Please reread the important two points above. If we want NEW bettors then it’s far more important in the long run to maintain integrity and keep bettor’s interest than playing the “better hurry up there’s 0 minutes to post” game.

Manny Guagliardo / Hoffman Estates IL

 

The fat lady is singing

It appears that the harness racing high muckity-mucks don’t much care about our complaints that there is a “Fire-in-the Attic,” it’s business as usual until it isn’t. Well, I for one have moved on to other sports where rules are followed, oversite is applied as mandatory and those that are appointed to administer oversite do their D-M Job Why in the world would we not apply a “Once and Done” rule to bad people who don’t follow the rules?
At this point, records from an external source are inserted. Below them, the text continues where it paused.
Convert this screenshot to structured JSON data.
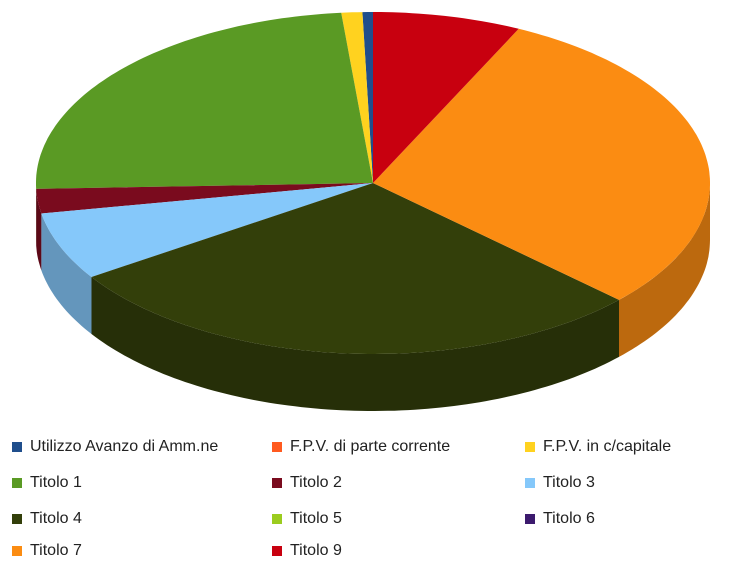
{
  "chart_data": {
    "type": "pie",
    "categories": [
      "Utilizzo Avanzo di Amm.ne",
      "F.P.V. di parte corrente",
      "F.P.V. in c/capitale",
      "Titolo 1",
      "Titolo 2",
      "Titolo 3",
      "Titolo 4",
      "Titolo 5",
      "Titolo 6",
      "Titolo 7",
      "Titolo 9"
    ],
    "values": [
      0.5,
      0,
      1,
      24,
      2.3,
      6.4,
      28.7,
      0,
      0,
      29.8,
      7.1
    ],
    "colors": [
      "#1f4e8c",
      "#ff5a1f",
      "#ffd21f",
      "#5a9a24",
      "#7a0b1e",
      "#85c8fa",
      "#333f0a",
      "#9bcc1f",
      "#3c1a6e",
      "#fb8c12",
      "#c8000f"
    ],
    "legend": "bottom"
  }
}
Why would I want to give multiple chances to trainers that drug horses or have proven involvement in FIXED races? Anything short of harsh rule application exacerbates the problem and rottens the whole barrel.

Examples:

  1. Catching trainers multiple times using illegal “yes, I said illegal” drugs. This is no different than allowing a car-jacker a minor slap on the wrist when their caught.
  2. Allowing multiple infraction of the rules such as listed on the track’s website with the fines.
  3. A tier system being provided by the facilitator booking our bets so that if you’re a big player you can get service with a much quicker “Re-Fresh Rate” enabling the customer to see true odds before the bet so that you don’t think the horse you want to bet is at a true odds of 2-5 not the 6-5 you think your betting.
  4. No explanation provided nor questions satisfied when the favorite backs up through the field.
  5. With administered drugs being checked more often, today’s crooks have now adopted the tried-and-true method of “stiffing” their horse for a few races then suddenly showing up in the gimmicks with a 15-1 or 30-1 horse. Tell me you haven’t noticed this trend and it’s prevalent in both the runners and harness.

These are just a few of my complaints and with the USTA’s Russell Williams comments from a couple of weeks ago you can see just how far out of touch oversite is with the officials charged with their administration.